Random, top-down, or bottom-up coexistence of parasites: malaria population dynamics in multi-parasitic settings.

Epidemiological models concerned with the control of malaria using interventions such as bed nets and vaccines increasingly incorporate realistic aspects of malaria biology. The increasing complexity of these models limits their ability to abstract ecological processes and to address questions on the regulation of population dynamics using time-series data, particularly in regards to interactions between different pathogens and the regulatory role of innate (bottom-up) and acquired (top-down) immunity. We use a theoretical framework to test hypotheses on the importance of population-level immunity and parasite abundance in regulating the population dynamics of malaria.
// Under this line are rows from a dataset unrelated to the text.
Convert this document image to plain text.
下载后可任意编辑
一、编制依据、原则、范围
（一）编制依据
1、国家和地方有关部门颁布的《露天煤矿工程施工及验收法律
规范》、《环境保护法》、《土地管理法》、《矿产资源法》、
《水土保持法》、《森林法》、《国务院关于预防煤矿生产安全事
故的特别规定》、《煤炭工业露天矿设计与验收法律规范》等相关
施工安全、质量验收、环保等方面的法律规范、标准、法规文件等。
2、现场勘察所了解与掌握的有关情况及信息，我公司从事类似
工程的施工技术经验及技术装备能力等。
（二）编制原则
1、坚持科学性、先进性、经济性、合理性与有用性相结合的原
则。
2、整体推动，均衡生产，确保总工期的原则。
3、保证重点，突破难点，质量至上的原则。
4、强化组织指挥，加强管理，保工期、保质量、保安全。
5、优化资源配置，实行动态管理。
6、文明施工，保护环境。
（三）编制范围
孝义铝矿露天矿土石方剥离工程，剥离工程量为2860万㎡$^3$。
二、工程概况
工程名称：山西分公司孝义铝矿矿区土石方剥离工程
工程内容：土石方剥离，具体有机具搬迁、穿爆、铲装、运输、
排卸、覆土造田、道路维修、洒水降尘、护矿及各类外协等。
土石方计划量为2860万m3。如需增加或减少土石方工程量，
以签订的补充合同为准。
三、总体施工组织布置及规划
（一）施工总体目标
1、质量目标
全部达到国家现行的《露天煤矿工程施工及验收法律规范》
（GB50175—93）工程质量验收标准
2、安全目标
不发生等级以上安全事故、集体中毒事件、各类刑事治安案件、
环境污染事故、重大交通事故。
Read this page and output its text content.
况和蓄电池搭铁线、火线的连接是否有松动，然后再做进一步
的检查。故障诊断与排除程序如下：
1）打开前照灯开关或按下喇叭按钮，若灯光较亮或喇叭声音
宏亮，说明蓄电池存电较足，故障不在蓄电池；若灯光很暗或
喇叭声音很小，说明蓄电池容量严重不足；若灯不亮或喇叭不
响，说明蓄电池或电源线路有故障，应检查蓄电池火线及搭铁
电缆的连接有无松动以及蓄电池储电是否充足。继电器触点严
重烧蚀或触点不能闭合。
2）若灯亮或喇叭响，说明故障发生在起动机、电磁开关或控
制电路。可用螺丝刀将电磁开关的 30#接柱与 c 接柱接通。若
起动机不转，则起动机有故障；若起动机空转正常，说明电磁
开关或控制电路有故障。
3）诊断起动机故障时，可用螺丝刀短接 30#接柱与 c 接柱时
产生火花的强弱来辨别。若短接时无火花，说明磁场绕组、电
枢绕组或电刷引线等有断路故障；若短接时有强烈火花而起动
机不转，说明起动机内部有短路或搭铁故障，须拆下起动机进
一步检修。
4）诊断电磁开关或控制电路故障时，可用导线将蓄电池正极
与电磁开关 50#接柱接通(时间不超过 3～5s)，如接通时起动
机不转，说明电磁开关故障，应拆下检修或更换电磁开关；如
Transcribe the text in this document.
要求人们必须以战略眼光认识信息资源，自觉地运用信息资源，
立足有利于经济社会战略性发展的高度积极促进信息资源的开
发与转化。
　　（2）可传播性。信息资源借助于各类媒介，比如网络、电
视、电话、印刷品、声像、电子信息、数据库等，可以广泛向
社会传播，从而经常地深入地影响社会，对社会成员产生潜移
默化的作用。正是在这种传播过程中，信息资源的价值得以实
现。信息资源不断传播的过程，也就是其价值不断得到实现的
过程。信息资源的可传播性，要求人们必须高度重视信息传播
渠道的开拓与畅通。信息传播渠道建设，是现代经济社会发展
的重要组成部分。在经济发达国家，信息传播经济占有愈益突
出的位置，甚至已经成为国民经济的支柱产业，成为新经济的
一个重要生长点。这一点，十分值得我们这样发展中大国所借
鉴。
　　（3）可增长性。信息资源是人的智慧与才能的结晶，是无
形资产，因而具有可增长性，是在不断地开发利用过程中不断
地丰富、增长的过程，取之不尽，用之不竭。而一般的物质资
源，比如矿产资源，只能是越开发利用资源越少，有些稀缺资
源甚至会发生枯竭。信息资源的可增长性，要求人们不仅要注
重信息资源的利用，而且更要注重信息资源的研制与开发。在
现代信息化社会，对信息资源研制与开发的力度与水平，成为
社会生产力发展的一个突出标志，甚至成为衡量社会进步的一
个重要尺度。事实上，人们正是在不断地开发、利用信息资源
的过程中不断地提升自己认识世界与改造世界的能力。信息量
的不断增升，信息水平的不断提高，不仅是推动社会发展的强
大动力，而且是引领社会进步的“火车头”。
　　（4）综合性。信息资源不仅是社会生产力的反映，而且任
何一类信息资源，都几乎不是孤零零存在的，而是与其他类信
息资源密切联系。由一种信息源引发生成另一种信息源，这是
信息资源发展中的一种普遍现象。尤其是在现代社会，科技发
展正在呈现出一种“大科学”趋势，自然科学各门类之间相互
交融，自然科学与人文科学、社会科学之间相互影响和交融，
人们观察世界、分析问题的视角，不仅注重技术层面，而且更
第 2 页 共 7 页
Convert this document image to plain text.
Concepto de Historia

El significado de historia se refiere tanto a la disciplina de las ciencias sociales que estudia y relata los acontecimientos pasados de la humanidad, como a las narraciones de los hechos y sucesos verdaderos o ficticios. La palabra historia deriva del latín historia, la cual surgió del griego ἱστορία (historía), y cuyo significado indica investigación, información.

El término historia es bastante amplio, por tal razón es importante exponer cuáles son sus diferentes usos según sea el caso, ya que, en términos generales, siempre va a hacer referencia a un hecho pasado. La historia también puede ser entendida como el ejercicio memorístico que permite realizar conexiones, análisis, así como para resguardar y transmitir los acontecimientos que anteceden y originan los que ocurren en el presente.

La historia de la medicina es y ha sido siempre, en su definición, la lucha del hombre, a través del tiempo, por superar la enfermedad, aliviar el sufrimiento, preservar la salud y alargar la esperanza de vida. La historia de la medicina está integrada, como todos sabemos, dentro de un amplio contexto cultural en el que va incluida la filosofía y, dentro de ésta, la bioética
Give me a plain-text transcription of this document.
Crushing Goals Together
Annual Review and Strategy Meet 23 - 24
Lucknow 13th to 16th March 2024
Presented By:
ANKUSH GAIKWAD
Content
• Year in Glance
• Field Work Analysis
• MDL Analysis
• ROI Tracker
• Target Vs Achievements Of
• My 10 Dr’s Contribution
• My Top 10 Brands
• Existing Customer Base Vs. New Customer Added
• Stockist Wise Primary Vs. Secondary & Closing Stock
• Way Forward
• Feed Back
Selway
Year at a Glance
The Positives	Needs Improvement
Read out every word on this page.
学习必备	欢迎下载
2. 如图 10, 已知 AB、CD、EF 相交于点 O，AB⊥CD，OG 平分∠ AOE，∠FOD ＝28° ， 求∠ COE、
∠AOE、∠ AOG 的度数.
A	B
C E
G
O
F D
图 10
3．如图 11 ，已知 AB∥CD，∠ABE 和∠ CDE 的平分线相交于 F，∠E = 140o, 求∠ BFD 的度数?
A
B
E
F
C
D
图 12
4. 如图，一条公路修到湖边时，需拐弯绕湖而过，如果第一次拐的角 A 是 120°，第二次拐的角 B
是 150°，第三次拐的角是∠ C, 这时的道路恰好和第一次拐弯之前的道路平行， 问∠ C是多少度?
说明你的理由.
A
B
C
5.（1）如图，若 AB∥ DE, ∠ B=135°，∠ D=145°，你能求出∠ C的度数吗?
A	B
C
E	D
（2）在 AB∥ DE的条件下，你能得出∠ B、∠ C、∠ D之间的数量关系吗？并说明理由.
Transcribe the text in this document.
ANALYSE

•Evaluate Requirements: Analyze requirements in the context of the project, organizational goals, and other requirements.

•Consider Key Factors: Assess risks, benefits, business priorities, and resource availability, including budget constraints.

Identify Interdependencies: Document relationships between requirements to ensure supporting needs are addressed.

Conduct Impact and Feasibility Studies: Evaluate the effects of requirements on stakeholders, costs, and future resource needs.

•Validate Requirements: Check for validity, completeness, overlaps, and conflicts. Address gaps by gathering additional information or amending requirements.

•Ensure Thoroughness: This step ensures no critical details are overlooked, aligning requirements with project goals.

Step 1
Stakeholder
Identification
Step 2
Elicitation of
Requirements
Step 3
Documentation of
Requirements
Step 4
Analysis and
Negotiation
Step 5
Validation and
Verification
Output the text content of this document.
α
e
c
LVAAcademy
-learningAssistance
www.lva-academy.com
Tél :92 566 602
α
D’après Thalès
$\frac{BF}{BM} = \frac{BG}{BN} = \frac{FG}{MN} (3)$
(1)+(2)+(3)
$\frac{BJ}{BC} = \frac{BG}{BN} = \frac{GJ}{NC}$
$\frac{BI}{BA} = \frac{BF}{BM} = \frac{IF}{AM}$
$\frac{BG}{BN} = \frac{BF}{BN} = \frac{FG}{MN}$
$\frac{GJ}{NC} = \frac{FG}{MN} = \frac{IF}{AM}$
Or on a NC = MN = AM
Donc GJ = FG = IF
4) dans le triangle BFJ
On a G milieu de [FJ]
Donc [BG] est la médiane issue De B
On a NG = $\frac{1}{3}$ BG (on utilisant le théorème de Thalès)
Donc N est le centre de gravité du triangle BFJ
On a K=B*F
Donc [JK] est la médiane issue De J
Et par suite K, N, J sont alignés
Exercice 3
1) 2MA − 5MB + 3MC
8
We use qualitative loop analyses to examine the sign of the interaction between Plasmodium falciparum and P. vivax at the population level, and we discuss implications of this sign for the within-host regulation of parasites. Our analyses of monthly malaria time-series data from the island of Espirito Santo, Vanuatu (1983-1997), show that the dynamics of P. falciparum are not sensitive to P. vivax, whereas infections by the latter increase in response to those of the former. These results support a differential use of resources inside the hosts, a resource-consumer interaction between hosts and their immune system, and within-host regulation of parasites. Finally, our results emphasize the need to better understand factors regulating malaria dynamics before developing control strategies and call for the use of control strategies directed at the interruption of transmission, such as vector control and the use of bed nets.